We devise an online learning algorithm -- titled Switching via Monotone
Adapted Regret Traces (SMART) -- that adapts to the data and achieves regret
that is instance optimal, i.e., simultaneously competitive on every input
sequence compared to the performance of the follow-the-leader (FTL) policy and
the worst case guarantee of any other input policy. We show that the regret of
the SMART policy on any input sequence is within a multiplicative factor
$e/(e-1) \approx 1.58$ of the smaller of: 1) the regret obtained by FTL on the
sequence, and 2) the upper bound on regret guaranteed by the given worst-case
policy. This implies a strictly stronger guarantee than typical
`best-of-both-worlds' bounds as the guarantee holds for every input sequence
regardless of how it is generated. SMART is simple to implement as it begins by
playing FTL and switches at most once during the time horizon to the worst-case
algorithm. Our approach and results follow from an operational reduction of
instance optimal online learning to competitive analysis for the ski-rental
problem. We complement our competitive ratio upper bounds with a fundamental
lower bound showing that over all input sequences, no algorithm can get better
than a $1.43$-fraction of the minimum regret achieved by FTL and the
minimax-optimal policy. We also present a modification of SMART that combines
FTL with a ``small-loss" algorithm to achieve instance optimality between the
regret of FTL and the small loss regret bound.

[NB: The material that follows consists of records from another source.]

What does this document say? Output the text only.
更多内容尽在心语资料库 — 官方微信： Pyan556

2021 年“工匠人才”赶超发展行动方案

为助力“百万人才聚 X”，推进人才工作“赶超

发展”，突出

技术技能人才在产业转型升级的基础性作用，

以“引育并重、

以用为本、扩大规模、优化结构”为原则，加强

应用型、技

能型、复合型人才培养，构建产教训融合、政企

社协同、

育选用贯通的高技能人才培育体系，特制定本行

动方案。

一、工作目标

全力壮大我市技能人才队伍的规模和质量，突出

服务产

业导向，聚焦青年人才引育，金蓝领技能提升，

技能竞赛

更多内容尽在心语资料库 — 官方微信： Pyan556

我们提出了一种在线学习算法 —— 通过单调适应性遗憾追踪（SMART）进行切换，它适应数据并实现了在每个输入序列上相对于领导者跟随（FTL）策略的表现和任何其他输入策略的最坏情况保证同时有效的遗憾，通过我们的算法，我们证明 SMART 政策在任何输入序列上的遗憾在与 FTL 获得的遗憾和给定最坏情况策略保证的遺憾上都在乘法因子 e/(e-1)≈1.58 的范围内，同时它是简单易实施的，并通过一种基本的分析方法证明了实例上在线学习相对于滑雪租赁问题的竞争分析的可行性，我们还提出了 SMART 的一个修改版本，通过将 FTL 与 “小损失” 算法相结合，实现了在 FTL 和小损失遗憾上的实例最优性。